Perjuangan Bergeser dari Fisik ke Nilai
Pada masa penjajahan, rakyat melawan dengan kekuatan fisik. Kini, makna perjuangan di era modern bergeser ke ranah moral dan intelektual. Oleh karena itu, bangsa menghadapi disinformasi, pragmatisme ekonomi, dan sikap apatis yang terus menguat.
Selain itu, ancaman tersebut tidak terlihat secara kasat mata. Meski demikian, dampaknya nyata. Akhirnya, kondisi ini memecah solidaritas sosial dan melemahkan kepercayaan antarmasyarakat.
Literasi Digital dan Tantangan Informasi
Seiring perkembangan teknologi, arus informasi bergerak semakin cepat. Namun, kemampuan literasi publik belum tumbuh seimbang. Akibatnya, hoaks dan manipulasi opini mudah menyebar di ruang digital.

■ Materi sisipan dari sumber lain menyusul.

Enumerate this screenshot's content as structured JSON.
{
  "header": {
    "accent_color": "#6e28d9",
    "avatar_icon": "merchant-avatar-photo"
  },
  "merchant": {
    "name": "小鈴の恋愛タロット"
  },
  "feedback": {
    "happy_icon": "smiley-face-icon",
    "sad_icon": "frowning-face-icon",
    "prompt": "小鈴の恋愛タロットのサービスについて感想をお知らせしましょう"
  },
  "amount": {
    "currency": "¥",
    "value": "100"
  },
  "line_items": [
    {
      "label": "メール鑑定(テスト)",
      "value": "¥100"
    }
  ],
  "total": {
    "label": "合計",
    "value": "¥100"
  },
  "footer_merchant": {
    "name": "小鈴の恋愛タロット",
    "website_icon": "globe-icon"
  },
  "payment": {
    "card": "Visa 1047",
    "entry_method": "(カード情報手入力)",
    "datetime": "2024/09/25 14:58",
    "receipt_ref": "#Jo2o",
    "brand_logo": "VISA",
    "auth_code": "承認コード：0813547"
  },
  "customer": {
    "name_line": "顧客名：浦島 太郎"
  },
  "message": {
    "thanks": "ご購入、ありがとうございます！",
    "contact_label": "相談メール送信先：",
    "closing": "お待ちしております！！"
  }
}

Masalah ini juga dibahas dalam artikel Literasi Digital dan Ancaman Hoaks di Indonesia (/literasi, digital, ancaman, hoaks). Dengan demikian, berpikir kritis menjadi bagian penting dari perjuangan tanpa perang.
Sikap Negara Menghadapi Ancaman Non-Militer
Di sisi lain, pemerintah memandang ancaman non-militer sebagai persoalan strategis nasional. Karena itu, negara mendorong penguatan literasi digital dan pendidikan karakter. Langkah tersebut menjadi bagian dari upaya menjaga kemerdekaan.
Sebagai contoh, Kementerian Pendidikan, Kebudayaan, Riset, dan Teknologi menjalankan program literasi nasional. Program ini bertujuan memperkuat daya tahan masyarakat terhadap informasi menyesatkan (https://www.kemdikbud.go.id).
Kritik Publik terhadap Narasi Seremonial
Sementara itu, masyarakat menyampaikan kritik terhadap pemaknaan perjuangan yang bersifat simbolik. Banyak pihak menilai negara terlalu sering menekankan seremoni.
Oleh sebab itu, akademisi dan aktivis menuntut keteladanan nyata. Mereka mendorong integritas dalam penegakan hukum dan kebijakan publik. Tanpa langkah tersebut, makna perjuangan di era modern berisiko kehilangan substansi.
Dampak Sosial yang Dirasakan Masyarakat
Pada praktiknya, krisis nilai berdampak langsung pada kehidupan sosial. Misalnya, hoaks memicu konflik. Selain itu, ketimpangan ekonomi memperlebar jarak kesejahteraan. Akibat lanjutan, kepercayaan publik terus menurun.
Data Badan Pusat Statistik menunjukkan tantangan serius dalam kualitas pendidikan dan sosial masyarakat (https://www.bps.go.id). Oleh karena itu, situasi ini menuntut respons kolektif.
Peran Generasi Muda dalam Perjuangan Baru
Di tengah kondisi tersebut, generasi muda berada di garis depan perubahan. Mereka menguasai teknologi dan ruang digital. Namun demikian, sebagian masih menghadapi krisis identitas kebangsaan.
Peran strategis anak muda dibahas dalam artikel Peran Generasi Muda dalam Menjaga Nilai Kebangsaan (/peran-generasi-muda-nilai-kebangsaan). Dengan kata lain, kesadaran sejarah dan tanggung jawab sosial menjadi kunci.
Menjaga Makna Perjuangan di Era Modern
Pada akhirnya, pengamat menilai perjuangan masa kini menuntut konsistensi. Kejujuran dalam profesi dan kepedulian sosial menjadi bentuk nyata mempertahankan kemerdekaan.
Memang, bangsa ini memiliki banyak orang cerdas. Akan tetapi, bangsa ini masih membutuhkan lebih banyak warga berintegritas agar makna perjuangan di era modern tetap hidup.
Singkatnya, kemerdekaan bukan titik akhir perjuangan. Sebaliknya, ia merupakan proses yang harus dirawat setiap hari. Makna perjuangan di era modern hadir melalui tindakan nyata yang menjaga martabat bangsa dan solidaritas sosial.